No wonder Barbie looks so great at 50—the ultimate blonde bombshell has 25 hair and makeup pros on call.
By Lindsy Van Gelder
Like Linda Blair, Marie Osmond, Mackenzie Phillips, and Irene Cara, Barbie turns 50 this year.
We don't know how the rest of them are coping with the Big Five-O, but at the halfcentury mark, Barbie is still one of the most powerful beauty icons in the world. That's no small feat considering that Barbie has had more than 50,000 makeovers since she was born in 1959. The original Barbie set the mold for all the looks to come, with her exaggerated black eyeliner and sexy red lips. (Her famous blonde hair, it turns out, was dictated by all the kids and mothers who didn't buy the brunette model.) She's since had a Jackie Kennedy bouffant (Bubble Cut Barbie, 1962), taken her glamour cues from Farrah Fawcett (Superstar Barbie, 1977), and gone goth (the new Hard Rock Barbie). Even when she's straddling a Harley or tricked out as an astronaut, "Barbie always has what the high heel has -- a kind of hyperfemininity," says Valerie Steele, director and chief curator of the museum at the Fashion Institute of Technology in New York City.

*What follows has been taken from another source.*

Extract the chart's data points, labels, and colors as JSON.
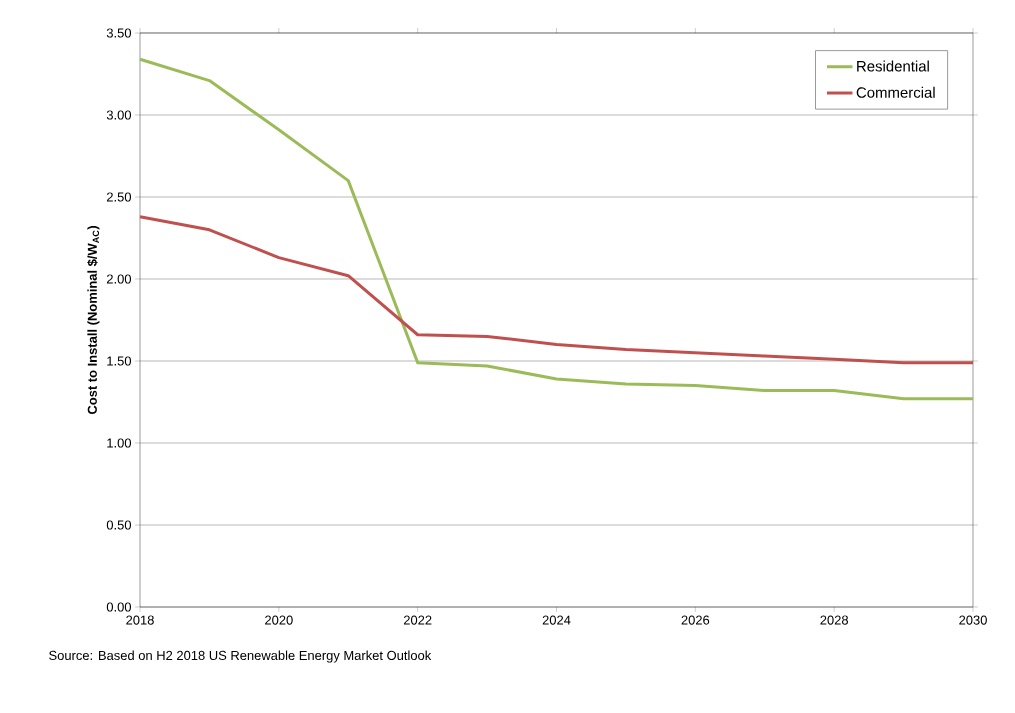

Finding and executing Barbie-worthy beauty trends is an actual job -- many, many jobs, in fact. Mattel employs some 25 "hair-and-face designers" (including two licensed cosmetologists), plus teams of marketing mavens and other idea people who visit the Paris runways, trek to the streets of Tokyo and Hong Kong to check out what teenagers are wearing, and stay au courant with everything from "magazines like Allure to fashion-industry trade shows like Première Vision," says Evelyn Viohl, senior vice president of product design. Celebrities are examined ("We're especially inspired by ones who constantly change their look, like Gwen Stefani"), and hairstyles are auditioned for the designers' friends and kids. "We talk about her as if she were a real person," says Viohl. "We find ourselves getting into deep conversations about stuff like what colors she would never wear in a million years." Fifteen artists wield teeny, tiny sable brushes for up to three hours to put makeup on each new Barbie prototype -- foundation (regular Barbies wear one of seven tones, with "L.A. Tan" being the most popular), blush, lip gloss or lipstick, eyeliner, eyebrow pencil, and shadow. As with most life-size women, Barbie's preferred eye-shadow color is brown, with more than 300 shades of chocolate, taupe, espresso, and café au lait in her makeup arsenal.

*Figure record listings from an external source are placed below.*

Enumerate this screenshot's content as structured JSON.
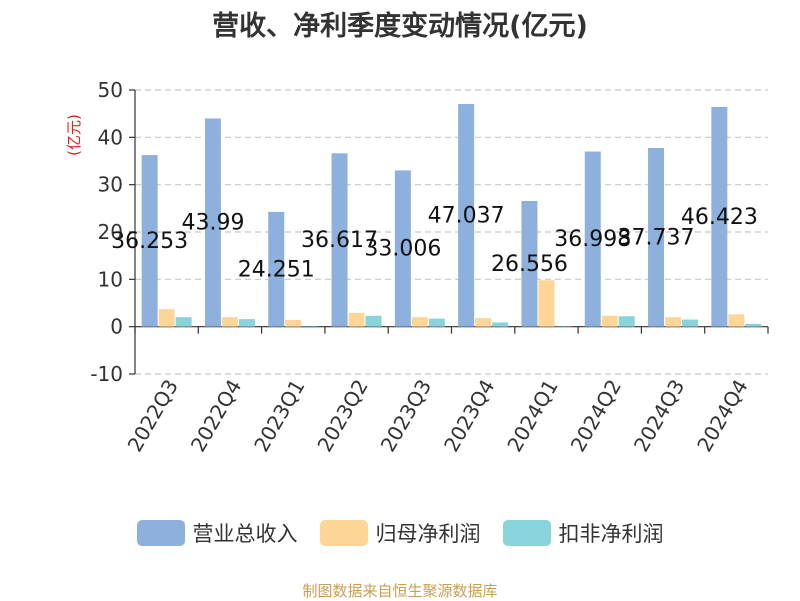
{
  "chart_data": {
    "type": "bar",
    "title": "营收、净利季度变动情况(亿元)",
    "ylabel": "(亿元)",
    "ylim": [
      -10,
      50
    ],
    "yticks": [
      -10,
      0,
      10,
      20,
      30,
      40,
      50
    ],
    "grid": true,
    "legend_position": "bottom",
    "categories": [
      "2022Q3",
      "2022Q4",
      "2023Q1",
      "2023Q2",
      "2023Q3",
      "2023Q4",
      "2024Q1",
      "2024Q2",
      "2024Q3",
      "2024Q4"
    ],
    "series": [
      {
        "name": "营业总收入",
        "color": "#8eb0dc",
        "values": [
          36.253,
          43.99,
          24.251,
          36.617,
          33.006,
          47.037,
          26.556,
          36.998,
          37.737,
          46.423
        ],
        "labels": [
          "36.253",
          "43.99",
          "24.251",
          "36.617",
          "33.006",
          "47.037",
          "26.556",
          "36.998",
          "37.737",
          "46.423"
        ]
      },
      {
        "name": "归母净利润",
        "color": "#fdd597",
        "values": [
          3.7,
          2.0,
          1.4,
          2.9,
          2.0,
          1.8,
          9.8,
          2.3,
          2.0,
          2.6
        ]
      },
      {
        "name": "扣非净利润",
        "color": "#89d3da",
        "values": [
          2.0,
          1.6,
          -0.3,
          2.3,
          1.7,
          0.9,
          -0.1,
          2.2,
          1.5,
          0.6
        ]
      }
    ]
  },
  "footer": {
    "source": "制图数据来自恒生聚源数据库"
  }
}
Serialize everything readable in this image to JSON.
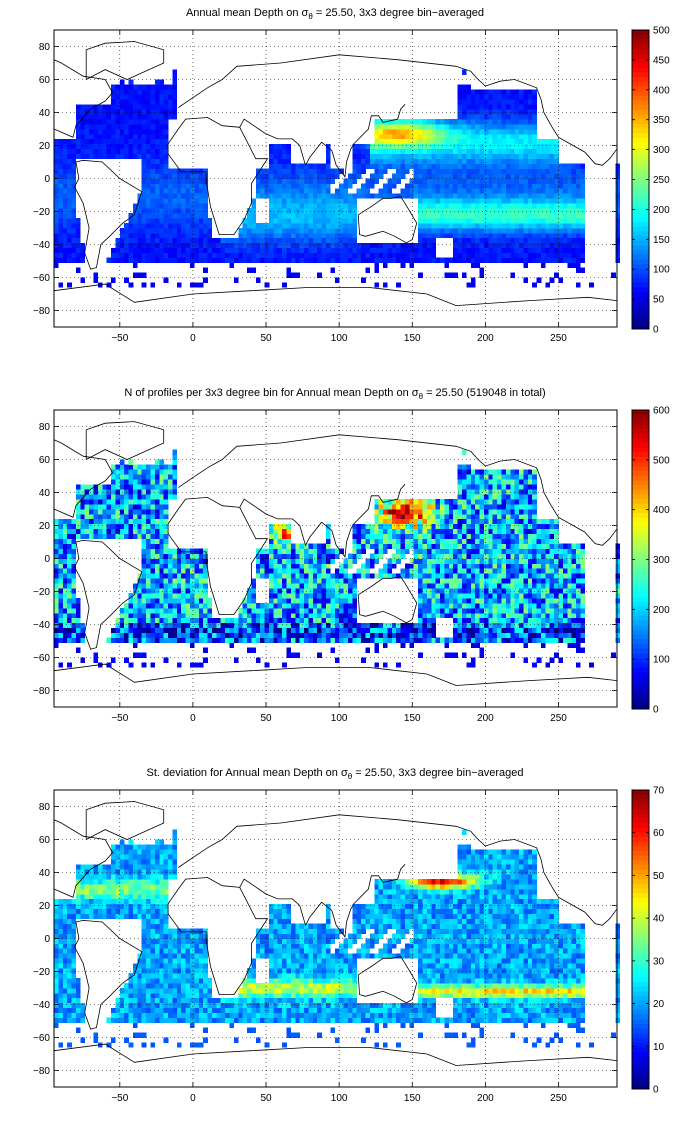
{
  "figure": {
    "background": "#ffffff"
  },
  "chart_data": [
    {
      "type": "heatmap",
      "title_prefix": "Annual mean Depth on ",
      "title_symbol": "σ",
      "title_subscript": "θ",
      "title_suffix": " = 25.50, 3x3 degree bin−averaged",
      "xlim": [
        -95,
        290
      ],
      "ylim": [
        -90,
        90
      ],
      "x_ticks": [
        -50,
        0,
        50,
        100,
        150,
        200,
        250
      ],
      "y_ticks": [
        -80,
        -60,
        -40,
        -20,
        0,
        20,
        40,
        60,
        80
      ],
      "x_tick_labels": [
        "−50",
        "0",
        "50",
        "100",
        "150",
        "200",
        "250"
      ],
      "y_tick_labels": [
        "−80",
        "−60",
        "−40",
        "−20",
        "0",
        "20",
        "40",
        "60",
        "80"
      ],
      "grid": "dotted",
      "colorbar": {
        "min": 0,
        "max": 500,
        "ticks": [
          0,
          50,
          100,
          150,
          200,
          250,
          300,
          350,
          400,
          450,
          500
        ],
        "colormap": "jet"
      },
      "field": "depth"
    },
    {
      "type": "heatmap",
      "title_prefix": "N of profiles per 3x3 degree bin for Annual mean Depth on ",
      "title_symbol": "σ",
      "title_subscript": "θ",
      "title_suffix": " = 25.50 (519048 in total)",
      "xlim": [
        -95,
        290
      ],
      "ylim": [
        -90,
        90
      ],
      "x_ticks": [
        -50,
        0,
        50,
        100,
        150,
        200,
        250
      ],
      "y_ticks": [
        -80,
        -60,
        -40,
        -20,
        0,
        20,
        40,
        60,
        80
      ],
      "x_tick_labels": [
        "−50",
        "0",
        "50",
        "100",
        "150",
        "200",
        "250"
      ],
      "y_tick_labels": [
        "−80",
        "−60",
        "−40",
        "−20",
        "0",
        "20",
        "40",
        "60",
        "80"
      ],
      "grid": "dotted",
      "colorbar": {
        "min": 0,
        "max": 600,
        "ticks": [
          0,
          100,
          200,
          300,
          400,
          500,
          600
        ],
        "colormap": "jet"
      },
      "field": "count"
    },
    {
      "type": "heatmap",
      "title_prefix": "St. deviation for Annual mean Depth on ",
      "title_symbol": "σ",
      "title_subscript": "θ",
      "title_suffix": " = 25.50, 3x3 degree bin−averaged",
      "xlim": [
        -95,
        290
      ],
      "ylim": [
        -90,
        90
      ],
      "x_ticks": [
        -50,
        0,
        50,
        100,
        150,
        200,
        250
      ],
      "y_ticks": [
        -80,
        -60,
        -40,
        -20,
        0,
        20,
        40,
        60,
        80
      ],
      "x_tick_labels": [
        "−50",
        "0",
        "50",
        "100",
        "150",
        "200",
        "250"
      ],
      "y_tick_labels": [
        "−80",
        "−60",
        "−40",
        "−20",
        "0",
        "20",
        "40",
        "60",
        "80"
      ],
      "grid": "dotted",
      "colorbar": {
        "min": 0,
        "max": 70,
        "ticks": [
          0,
          10,
          20,
          30,
          40,
          50,
          60,
          70
        ],
        "colormap": "jet"
      },
      "field": "std"
    }
  ]
}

For all her trendiness, Barbie is still a toy for little girls -- which is why you'll never see a Heroin Chic Barbie or a Pole Dancin' Barbie, however much those influences may have permeated fashion in the real world. That's also why Barbie sometimes adopts styles that better reflect the sensibilities of the fourth grade than those of Fifth Avenue -- especially where hair is concerned. Little girls definitely like it long: The bestseller of all time, Totally Hair Barbie in 1992, had 10 1/2 inches of hair down her 11 1/2-inch frame. And though there are now redheads and dark-haired dolls of all ethnicities, blondes still rule in sales. (There have even been blonde African-American Barbies, à la Beyoncé.) The original single-process shade has been updated with seven gradations of blonde tones that are now woven together to create an array of highlights and lowlights. Each hairstyle takes hours to construct and involves a top-secret gel and 10 to 20 minutes inside a low-temperature dryer. And this year, Barbie's even getting her own special detangler (which, alas, doesn't work on humans). "Her hair gets knotted when kids play with her," Viohl says. "After 50 years of making dolls, we finally cracked that nut."
So how has Barbie prepared for her big birthday year? Well, she's inked a deal to launch a makeup and skin-care line for fans young and old, teamed up with 50 big-name designers for a fashion show -- and, judging by the height of her new eyebrows, we're guessing she's also gotten Botox.